Well, we’ve moved on back to Rockport on the central Texas coast. As it turned out, we probably didn’t have to leave the area since Hurricane Ike turned north and hammered Galveston and the Bolivar Peninsula. However, we didn’t want to take any chances.
Last year, about this time, we were leaving Florida and overwhelmed by the love-bugs that smash easily on the front of vehicles and destroy the paint. Well, it turns out that love-bugs are pests throughout the Gulf Coast. They are not as dense as you would find in Florida, but they are certainly present near Rockport.
As we moved away from the coast, the love-bugs vanished and were replaced by swarms of butterflies all the way to Laredo. They are still messy, but not as destructive as the love-bugs.
We had considered heading south to South Padre, but settled on going west to Laredo, Texas. Laredo is located on the Rio Grande, about 180 miles due west of Corpus Christi.
We had made arrangements to stay at Lake Casa Blanca State Park. Because we were “evacuees” we were allowed to stay free. There were several people that didn’t get reservations in on time and had to “dry camp”. In other words, find a place in a parking lot and camp without electric or water. Luckily we had 50 Amp service and city water. As with most of the state parks, Lake Casa Blanca had large, well maintained RV sites. The park was quite active and has a fishing and swimming lake within its borders.

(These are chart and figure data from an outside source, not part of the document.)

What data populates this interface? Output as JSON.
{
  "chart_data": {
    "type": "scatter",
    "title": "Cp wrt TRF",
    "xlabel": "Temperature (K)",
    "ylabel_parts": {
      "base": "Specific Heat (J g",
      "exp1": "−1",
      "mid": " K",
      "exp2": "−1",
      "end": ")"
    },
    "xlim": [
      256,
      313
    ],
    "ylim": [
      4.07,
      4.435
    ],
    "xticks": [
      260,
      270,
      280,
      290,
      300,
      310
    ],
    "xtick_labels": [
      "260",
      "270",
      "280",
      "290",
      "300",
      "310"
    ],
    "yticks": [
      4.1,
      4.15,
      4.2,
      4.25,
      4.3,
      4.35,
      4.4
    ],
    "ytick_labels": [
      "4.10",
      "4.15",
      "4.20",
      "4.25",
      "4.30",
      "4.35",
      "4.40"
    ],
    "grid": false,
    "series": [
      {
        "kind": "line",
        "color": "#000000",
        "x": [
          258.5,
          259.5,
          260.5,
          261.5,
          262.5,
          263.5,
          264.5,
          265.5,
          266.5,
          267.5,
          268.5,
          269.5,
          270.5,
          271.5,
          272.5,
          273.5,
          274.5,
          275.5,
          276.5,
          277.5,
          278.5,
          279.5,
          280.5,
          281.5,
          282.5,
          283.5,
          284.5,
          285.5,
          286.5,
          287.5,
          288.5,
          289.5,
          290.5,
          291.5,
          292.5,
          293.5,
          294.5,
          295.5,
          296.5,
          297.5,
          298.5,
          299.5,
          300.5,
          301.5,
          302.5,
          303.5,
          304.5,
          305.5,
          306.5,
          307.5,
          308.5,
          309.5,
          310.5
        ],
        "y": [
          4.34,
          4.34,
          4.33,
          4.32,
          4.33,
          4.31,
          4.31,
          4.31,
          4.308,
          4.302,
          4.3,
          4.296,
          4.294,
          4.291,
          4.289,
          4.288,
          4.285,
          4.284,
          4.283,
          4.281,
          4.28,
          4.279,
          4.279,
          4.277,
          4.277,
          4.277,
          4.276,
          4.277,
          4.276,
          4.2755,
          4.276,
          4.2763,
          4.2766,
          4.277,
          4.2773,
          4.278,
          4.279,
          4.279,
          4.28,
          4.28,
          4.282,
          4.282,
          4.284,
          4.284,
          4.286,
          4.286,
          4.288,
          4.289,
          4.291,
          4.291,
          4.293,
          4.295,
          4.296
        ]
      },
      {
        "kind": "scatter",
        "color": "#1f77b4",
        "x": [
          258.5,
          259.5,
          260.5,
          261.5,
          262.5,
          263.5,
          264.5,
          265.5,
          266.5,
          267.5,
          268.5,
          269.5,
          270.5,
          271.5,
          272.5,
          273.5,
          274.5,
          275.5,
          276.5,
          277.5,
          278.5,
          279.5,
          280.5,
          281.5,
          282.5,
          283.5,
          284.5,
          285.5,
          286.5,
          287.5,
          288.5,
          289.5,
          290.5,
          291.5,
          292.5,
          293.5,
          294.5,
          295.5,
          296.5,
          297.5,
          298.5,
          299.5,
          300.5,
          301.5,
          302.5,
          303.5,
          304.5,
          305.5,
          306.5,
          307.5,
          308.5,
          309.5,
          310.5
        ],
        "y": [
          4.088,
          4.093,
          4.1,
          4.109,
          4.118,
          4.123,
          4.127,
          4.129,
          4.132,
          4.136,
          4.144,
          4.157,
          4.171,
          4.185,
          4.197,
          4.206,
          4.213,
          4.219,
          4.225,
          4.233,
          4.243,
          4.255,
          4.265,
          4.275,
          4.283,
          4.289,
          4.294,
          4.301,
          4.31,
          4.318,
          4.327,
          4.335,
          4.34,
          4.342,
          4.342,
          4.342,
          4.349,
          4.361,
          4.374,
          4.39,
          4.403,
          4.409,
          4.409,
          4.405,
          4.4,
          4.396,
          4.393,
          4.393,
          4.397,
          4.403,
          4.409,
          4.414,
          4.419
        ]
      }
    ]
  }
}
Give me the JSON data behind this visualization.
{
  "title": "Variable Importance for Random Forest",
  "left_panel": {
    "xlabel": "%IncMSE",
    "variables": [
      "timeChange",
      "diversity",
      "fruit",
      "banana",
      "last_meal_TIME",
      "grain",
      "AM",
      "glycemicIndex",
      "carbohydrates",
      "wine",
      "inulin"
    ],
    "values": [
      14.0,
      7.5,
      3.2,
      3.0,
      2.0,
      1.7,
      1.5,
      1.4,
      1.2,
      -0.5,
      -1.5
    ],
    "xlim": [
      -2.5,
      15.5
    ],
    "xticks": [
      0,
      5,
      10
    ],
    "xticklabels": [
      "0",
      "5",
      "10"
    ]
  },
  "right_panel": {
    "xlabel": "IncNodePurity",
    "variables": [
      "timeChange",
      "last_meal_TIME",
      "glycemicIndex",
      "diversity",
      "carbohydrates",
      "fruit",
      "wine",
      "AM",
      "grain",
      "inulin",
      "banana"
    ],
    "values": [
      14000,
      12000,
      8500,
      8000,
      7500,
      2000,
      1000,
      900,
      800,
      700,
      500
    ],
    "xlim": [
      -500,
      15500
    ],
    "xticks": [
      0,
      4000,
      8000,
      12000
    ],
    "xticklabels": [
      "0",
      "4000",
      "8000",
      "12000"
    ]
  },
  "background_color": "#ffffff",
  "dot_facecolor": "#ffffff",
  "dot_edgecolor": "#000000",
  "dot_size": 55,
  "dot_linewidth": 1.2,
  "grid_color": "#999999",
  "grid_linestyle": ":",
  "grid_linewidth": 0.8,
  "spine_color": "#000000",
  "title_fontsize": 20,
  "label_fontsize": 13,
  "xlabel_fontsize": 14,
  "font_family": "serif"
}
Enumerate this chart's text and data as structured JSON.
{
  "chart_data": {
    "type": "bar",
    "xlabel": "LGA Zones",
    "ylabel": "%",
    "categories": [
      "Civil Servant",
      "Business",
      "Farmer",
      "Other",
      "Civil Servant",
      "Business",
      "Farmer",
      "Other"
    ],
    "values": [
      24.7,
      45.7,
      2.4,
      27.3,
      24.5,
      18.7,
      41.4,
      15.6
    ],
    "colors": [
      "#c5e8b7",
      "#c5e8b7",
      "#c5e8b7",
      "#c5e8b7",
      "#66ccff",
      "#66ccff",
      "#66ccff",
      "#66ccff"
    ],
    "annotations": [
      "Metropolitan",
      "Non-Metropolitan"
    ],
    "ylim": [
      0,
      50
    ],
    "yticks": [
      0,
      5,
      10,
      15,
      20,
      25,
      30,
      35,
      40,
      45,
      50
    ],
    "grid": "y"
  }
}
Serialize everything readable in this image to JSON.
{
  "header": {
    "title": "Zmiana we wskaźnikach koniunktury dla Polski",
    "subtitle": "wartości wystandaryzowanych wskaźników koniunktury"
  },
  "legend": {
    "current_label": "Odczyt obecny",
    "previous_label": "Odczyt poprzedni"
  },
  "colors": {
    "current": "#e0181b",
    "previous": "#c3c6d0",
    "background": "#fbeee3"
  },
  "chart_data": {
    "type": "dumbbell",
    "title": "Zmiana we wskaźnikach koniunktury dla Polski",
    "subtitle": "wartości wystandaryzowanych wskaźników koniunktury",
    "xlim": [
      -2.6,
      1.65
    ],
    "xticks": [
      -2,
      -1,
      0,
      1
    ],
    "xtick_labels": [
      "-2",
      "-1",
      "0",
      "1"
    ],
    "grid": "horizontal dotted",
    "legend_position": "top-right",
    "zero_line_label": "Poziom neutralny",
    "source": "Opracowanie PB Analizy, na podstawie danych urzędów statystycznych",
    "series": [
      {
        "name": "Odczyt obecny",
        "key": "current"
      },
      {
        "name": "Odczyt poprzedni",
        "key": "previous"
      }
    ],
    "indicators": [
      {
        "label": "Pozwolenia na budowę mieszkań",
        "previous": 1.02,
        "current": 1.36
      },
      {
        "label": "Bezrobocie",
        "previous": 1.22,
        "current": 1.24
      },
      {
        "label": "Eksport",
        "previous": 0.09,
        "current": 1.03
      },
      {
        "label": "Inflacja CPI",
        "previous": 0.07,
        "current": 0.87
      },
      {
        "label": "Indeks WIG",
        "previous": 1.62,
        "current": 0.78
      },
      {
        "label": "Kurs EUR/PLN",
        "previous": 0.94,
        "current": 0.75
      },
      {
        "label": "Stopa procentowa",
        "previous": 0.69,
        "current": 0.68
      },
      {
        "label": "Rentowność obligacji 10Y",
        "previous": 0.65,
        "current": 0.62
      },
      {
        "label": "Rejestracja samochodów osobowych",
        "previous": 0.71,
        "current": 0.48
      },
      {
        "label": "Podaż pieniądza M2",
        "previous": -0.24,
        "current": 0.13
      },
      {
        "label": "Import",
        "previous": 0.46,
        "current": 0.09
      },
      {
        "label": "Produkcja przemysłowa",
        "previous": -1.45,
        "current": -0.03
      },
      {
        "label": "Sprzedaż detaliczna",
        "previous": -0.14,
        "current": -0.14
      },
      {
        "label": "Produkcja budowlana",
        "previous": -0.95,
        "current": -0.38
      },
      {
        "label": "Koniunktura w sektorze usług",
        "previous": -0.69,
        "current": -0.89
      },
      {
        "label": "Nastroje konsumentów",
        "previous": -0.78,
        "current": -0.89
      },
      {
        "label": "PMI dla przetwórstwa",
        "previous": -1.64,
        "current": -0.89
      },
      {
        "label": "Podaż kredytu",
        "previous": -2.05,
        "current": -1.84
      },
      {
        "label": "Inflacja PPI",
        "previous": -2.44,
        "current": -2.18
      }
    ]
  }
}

We expected a small, older town. It turns out that there are several new subdivisions to house the beneficiaries of NAFTA, the North American Free Trade Agreement. Interstate 35 terminates at the Mexican border and is a major entry point for goods being moved between Mexico, Canada, and the US.
In the older part of town we noticed a variety of businesses selling various crafts. Here’s one with wire statuary.
The buildings in the downtown area date back a number of years.
The building on the left has ornate tile-work.
Many of the Laredo streets were obviously designed for horse traffic rather than cars. They are extremely narrow.
On Friday, we decided to head across the border to Nuevo Laredo, Mexico in the state of Tamaulipas. We parked on the US side and walked across Bridge #1. From the bridge we had a nice view of a beautiful riverside park in Laredo.
Looking southeast from the bridge we see the Rio Grande and Bridge # 2.
On the south end of the bridge we found ourselves at the Mexican Point of Entry.
Before we crossed, we asked where the good restaurants were and were told that many of them had closed. It appeared that the streets were quite busy, but we found no upscale restaurants near the border.
Had we arrived a week later the place would have been crammed with people celebrating diesyseis de septembre (September 16th), which is Mexican Independence Day. You can see that the vendors in the park were getting prepared for the holiday.
We spent a few hours in Nuevo Laredo and had guacamole and a couple of beers at one of the few restaurants we found. We left Mexico carrying a tube of arthritis cream and a couple of bottles of Bacardi Añejo which is made in Mexico and makes the best rum and cokes.
Friday night we found a very good restaraunt, the Palenque Grill, which is located near the state park at 7720 Bob Bullock Loop. The food was excellent. Tinka had the pollo asado and I had the sirloin steak.
In this area, it appears that the hunters set themselves up in mobile deer stands. We saw a number of vehicles set up with racks, and seats on the roof.
This one gave us an idea for upgrades to our jeep. I especially like the seats mounted to the hood.
Sunday we made our uneventful way back to Rockport and were able to set up between rain storms.